Ibiza, 26 de junio de 2026.- La culebra de herradura (Hemorrhois hippocrepis), una especie no venenosa ni peligrosa para los humanos pero protegida en la península Ibérica, se ha extendido por el 90% de la isla principal de Ibiza desde su llegada hace más de 20 años. Ante la amenaza que representa para la lagartija de las Pitiusas (Podarcis pityusensis), también conocida como sargantana y exclusiva de Ibiza, Formentera y una cuarentena de islotes, autoridades y voluntarios han intensificado su captura.

Andrés Ribas, un bombero de 32 años residente en el valle agrícola de Benimussa, mantiene cinco trampas en su propiedad. Su huerta ha logrado atrapar 15 serpientes en un mes. “Está plagado de serpientes”, afirmó Ribas, quien expresó su preocupación por la participación comunitaria: “De qué me sirve a mí poner trampas si los vecinos no las colocan. Si somos pocos los que lo hacemos, es una batalla perdida”.

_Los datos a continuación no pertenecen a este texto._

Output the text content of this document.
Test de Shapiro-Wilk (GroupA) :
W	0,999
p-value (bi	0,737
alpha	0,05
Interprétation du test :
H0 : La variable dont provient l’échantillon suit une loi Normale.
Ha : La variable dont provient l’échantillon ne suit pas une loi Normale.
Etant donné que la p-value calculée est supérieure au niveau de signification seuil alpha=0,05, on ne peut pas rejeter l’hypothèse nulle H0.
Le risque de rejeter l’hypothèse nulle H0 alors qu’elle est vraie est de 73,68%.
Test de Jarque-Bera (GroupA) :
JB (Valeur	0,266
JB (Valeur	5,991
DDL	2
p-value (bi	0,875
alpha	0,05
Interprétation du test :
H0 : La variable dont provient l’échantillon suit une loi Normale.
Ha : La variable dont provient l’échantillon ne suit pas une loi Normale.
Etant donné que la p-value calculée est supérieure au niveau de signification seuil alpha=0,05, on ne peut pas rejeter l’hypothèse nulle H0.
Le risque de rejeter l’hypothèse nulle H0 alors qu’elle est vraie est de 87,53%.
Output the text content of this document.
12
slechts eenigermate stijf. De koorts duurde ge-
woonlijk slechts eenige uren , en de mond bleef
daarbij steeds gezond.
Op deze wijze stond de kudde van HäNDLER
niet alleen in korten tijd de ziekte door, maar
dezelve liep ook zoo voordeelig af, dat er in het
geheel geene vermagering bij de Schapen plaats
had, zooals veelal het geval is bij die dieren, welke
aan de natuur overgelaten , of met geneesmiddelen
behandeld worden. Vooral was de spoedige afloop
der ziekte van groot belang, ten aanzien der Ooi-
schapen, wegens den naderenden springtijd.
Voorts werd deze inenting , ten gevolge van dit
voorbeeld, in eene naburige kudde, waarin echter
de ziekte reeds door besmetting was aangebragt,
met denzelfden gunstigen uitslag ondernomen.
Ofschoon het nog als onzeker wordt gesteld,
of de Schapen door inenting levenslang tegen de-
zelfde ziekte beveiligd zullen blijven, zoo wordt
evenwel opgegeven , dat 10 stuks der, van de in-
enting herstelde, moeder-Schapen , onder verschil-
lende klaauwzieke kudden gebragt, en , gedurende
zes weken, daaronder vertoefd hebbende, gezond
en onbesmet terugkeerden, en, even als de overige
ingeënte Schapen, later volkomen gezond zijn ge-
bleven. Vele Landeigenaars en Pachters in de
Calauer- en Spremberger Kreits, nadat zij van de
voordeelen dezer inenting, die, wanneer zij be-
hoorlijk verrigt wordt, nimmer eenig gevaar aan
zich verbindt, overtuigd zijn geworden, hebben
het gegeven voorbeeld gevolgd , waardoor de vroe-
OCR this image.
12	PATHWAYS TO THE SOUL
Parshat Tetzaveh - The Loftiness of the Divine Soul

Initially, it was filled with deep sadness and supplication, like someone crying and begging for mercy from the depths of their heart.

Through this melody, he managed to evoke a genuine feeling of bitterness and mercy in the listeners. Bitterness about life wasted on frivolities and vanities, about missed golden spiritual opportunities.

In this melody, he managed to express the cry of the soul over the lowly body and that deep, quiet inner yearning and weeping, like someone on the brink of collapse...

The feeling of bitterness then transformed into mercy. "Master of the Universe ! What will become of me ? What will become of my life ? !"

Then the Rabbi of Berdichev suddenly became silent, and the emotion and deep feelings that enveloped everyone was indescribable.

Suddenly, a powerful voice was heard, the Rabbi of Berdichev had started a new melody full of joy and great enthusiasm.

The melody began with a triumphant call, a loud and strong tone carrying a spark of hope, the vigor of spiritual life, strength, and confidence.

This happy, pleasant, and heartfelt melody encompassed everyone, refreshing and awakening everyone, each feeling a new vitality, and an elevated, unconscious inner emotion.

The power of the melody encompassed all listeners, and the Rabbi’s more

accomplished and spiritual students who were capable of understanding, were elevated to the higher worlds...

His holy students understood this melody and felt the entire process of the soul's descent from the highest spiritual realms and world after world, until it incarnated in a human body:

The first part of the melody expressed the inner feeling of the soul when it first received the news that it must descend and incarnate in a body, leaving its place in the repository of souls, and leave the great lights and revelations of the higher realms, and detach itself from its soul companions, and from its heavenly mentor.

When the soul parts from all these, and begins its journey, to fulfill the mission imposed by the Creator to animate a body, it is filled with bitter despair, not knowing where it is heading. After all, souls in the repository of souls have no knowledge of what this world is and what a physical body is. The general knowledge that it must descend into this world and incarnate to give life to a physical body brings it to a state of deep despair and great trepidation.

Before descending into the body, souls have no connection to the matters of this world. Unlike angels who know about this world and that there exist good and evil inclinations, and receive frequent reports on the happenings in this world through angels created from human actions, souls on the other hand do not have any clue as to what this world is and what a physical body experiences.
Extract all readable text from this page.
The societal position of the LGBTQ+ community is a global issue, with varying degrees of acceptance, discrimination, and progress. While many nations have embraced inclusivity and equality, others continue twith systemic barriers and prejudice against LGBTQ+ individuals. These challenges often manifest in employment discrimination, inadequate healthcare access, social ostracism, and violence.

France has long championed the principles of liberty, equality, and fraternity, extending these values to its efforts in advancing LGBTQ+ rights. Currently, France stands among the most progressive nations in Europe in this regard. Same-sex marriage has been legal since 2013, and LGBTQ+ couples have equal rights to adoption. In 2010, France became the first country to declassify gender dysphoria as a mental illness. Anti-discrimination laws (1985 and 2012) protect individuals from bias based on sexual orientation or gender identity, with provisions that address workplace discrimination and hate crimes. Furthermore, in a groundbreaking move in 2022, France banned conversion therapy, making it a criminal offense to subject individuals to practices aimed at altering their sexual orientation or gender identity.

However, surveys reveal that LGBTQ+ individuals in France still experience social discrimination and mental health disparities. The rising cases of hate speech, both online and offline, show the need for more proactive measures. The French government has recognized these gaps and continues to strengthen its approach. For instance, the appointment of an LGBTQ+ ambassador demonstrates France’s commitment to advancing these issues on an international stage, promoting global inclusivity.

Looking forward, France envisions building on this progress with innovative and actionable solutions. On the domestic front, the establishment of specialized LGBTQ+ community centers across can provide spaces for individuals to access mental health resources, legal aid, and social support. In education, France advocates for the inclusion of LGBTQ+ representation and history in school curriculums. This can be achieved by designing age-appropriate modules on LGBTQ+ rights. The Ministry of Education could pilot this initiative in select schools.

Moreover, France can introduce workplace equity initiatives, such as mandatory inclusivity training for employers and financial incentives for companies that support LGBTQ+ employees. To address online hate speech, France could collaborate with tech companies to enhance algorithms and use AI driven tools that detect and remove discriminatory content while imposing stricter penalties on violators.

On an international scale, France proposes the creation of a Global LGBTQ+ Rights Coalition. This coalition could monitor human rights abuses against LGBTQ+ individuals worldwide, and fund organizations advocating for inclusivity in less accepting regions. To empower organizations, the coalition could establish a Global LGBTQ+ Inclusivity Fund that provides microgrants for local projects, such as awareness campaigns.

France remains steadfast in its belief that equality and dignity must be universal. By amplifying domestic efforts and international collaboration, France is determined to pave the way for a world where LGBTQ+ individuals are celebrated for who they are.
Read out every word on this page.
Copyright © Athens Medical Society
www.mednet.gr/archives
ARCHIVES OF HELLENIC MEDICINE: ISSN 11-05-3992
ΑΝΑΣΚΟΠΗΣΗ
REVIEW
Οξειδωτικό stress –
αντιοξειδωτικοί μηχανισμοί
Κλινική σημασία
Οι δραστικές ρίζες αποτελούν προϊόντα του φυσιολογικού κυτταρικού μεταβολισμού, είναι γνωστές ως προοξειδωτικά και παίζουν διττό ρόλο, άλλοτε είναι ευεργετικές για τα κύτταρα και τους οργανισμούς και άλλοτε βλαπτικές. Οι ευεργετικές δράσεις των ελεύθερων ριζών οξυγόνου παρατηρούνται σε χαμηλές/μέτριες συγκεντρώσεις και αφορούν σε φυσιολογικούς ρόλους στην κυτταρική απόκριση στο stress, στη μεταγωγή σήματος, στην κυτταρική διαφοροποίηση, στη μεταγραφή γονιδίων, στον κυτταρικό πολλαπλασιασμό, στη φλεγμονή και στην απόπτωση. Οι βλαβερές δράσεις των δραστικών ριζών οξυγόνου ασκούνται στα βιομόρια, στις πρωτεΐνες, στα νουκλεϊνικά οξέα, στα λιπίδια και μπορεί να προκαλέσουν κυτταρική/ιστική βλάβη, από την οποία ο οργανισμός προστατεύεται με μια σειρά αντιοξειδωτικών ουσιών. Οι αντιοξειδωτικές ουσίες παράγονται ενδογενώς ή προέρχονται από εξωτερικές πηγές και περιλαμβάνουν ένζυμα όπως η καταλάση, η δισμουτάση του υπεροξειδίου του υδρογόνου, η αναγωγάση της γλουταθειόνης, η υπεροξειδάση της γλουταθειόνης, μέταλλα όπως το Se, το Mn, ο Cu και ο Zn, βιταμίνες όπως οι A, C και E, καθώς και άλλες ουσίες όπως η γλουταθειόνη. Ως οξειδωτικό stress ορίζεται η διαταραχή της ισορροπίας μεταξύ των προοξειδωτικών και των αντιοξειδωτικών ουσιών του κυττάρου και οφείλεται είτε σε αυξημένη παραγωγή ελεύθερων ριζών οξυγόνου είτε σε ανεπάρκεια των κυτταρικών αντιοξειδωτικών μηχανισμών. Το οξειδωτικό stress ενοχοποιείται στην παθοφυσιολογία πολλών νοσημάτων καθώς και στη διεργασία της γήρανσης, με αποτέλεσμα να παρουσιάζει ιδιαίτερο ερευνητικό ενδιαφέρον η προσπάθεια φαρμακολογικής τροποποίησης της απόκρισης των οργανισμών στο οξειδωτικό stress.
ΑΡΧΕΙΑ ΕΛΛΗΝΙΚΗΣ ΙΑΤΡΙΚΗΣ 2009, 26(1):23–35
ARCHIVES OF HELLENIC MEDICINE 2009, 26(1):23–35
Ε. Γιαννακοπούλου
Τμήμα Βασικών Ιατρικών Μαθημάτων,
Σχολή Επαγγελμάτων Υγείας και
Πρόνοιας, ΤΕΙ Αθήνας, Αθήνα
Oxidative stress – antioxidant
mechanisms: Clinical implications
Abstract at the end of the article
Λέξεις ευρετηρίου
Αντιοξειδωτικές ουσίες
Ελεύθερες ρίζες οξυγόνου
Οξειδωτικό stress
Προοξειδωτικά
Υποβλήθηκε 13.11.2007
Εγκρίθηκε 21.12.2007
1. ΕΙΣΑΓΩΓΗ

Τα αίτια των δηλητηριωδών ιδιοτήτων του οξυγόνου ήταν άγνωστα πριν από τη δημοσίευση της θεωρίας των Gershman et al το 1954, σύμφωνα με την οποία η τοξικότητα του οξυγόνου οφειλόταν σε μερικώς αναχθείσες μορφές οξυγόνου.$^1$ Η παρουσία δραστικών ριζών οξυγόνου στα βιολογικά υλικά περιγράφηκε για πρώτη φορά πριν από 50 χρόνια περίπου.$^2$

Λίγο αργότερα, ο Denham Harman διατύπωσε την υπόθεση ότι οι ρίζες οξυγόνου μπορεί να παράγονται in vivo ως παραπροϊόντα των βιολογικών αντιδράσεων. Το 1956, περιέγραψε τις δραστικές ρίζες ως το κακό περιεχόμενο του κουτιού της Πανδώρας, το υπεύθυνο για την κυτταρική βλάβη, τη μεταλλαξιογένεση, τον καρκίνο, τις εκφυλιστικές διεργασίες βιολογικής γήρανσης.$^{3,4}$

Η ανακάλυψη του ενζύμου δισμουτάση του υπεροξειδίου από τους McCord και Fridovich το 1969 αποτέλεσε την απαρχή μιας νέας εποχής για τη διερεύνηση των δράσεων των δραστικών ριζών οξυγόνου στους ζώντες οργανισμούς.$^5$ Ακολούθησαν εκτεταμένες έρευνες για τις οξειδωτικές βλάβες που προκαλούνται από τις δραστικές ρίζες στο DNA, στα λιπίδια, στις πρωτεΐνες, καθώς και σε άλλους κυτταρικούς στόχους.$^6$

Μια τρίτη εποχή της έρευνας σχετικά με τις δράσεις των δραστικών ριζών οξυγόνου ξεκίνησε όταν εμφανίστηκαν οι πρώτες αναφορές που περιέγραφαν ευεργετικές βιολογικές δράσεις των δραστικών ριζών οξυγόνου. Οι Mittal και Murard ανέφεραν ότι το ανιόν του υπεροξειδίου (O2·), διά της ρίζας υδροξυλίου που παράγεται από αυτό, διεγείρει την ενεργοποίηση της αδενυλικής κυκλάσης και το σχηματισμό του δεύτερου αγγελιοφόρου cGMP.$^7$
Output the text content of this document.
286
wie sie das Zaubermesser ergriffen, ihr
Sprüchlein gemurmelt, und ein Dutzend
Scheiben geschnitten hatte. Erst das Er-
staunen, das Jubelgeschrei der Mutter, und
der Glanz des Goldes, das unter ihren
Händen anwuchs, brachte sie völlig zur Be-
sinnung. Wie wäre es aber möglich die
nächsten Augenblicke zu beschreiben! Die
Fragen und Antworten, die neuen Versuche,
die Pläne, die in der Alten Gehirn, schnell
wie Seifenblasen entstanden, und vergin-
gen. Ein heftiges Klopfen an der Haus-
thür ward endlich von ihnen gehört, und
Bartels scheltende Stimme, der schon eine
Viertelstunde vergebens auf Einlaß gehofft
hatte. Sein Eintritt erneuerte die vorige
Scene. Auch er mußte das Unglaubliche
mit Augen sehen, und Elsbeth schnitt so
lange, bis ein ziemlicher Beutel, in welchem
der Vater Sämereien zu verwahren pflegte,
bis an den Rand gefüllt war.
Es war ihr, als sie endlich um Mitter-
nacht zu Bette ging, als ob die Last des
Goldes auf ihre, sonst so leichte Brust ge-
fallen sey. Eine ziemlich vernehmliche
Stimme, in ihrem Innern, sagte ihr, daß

El vínculo emocional con la fauna local motiva a los residentes. “Yo soy ibicenco, para mí las lagartijas están relacionadas con mi infancia, de pequeño jugaba con ellas”, señaló Ribas, añadiendo: “Si se cargan la lagartija, se cargan mi infancia”. La serpiente invasora tiene capacidad de nadar hasta otras islas más pequeñas, lo que amplía el riesgo para los ecosistemas circundantes.

El Consorcio para la Recuperación de la Fauna de las Islas Baleares (Cofib), dependiente del Gobierno autonómico, actúa como el mayor cazador de estas serpientes y ha diseñado el sistema de trampas utilizado. La entidad cuenta con 1.930 dispositivos en Ibiza, 505 en Formentera y 125 en islotes. Desde 2016, el Cofib ha eliminado 16.058 culebras; si se suman las capturas de voluntarios, la cifra total superaría las 20.000 serpientes retiradas.

Sofía López Plaza, bióloga de 38 años y coordinadora del Cofib en Ibiza, destacó la colaboración ciudadana. “Es superpositivo el apoyo ciudadano para salvar la sargantana, hay fincas con más de 10 trampas”, indicó López Plaza, quien definió la iniciativa como “un esfuerzo de todos los residentes de la isla”.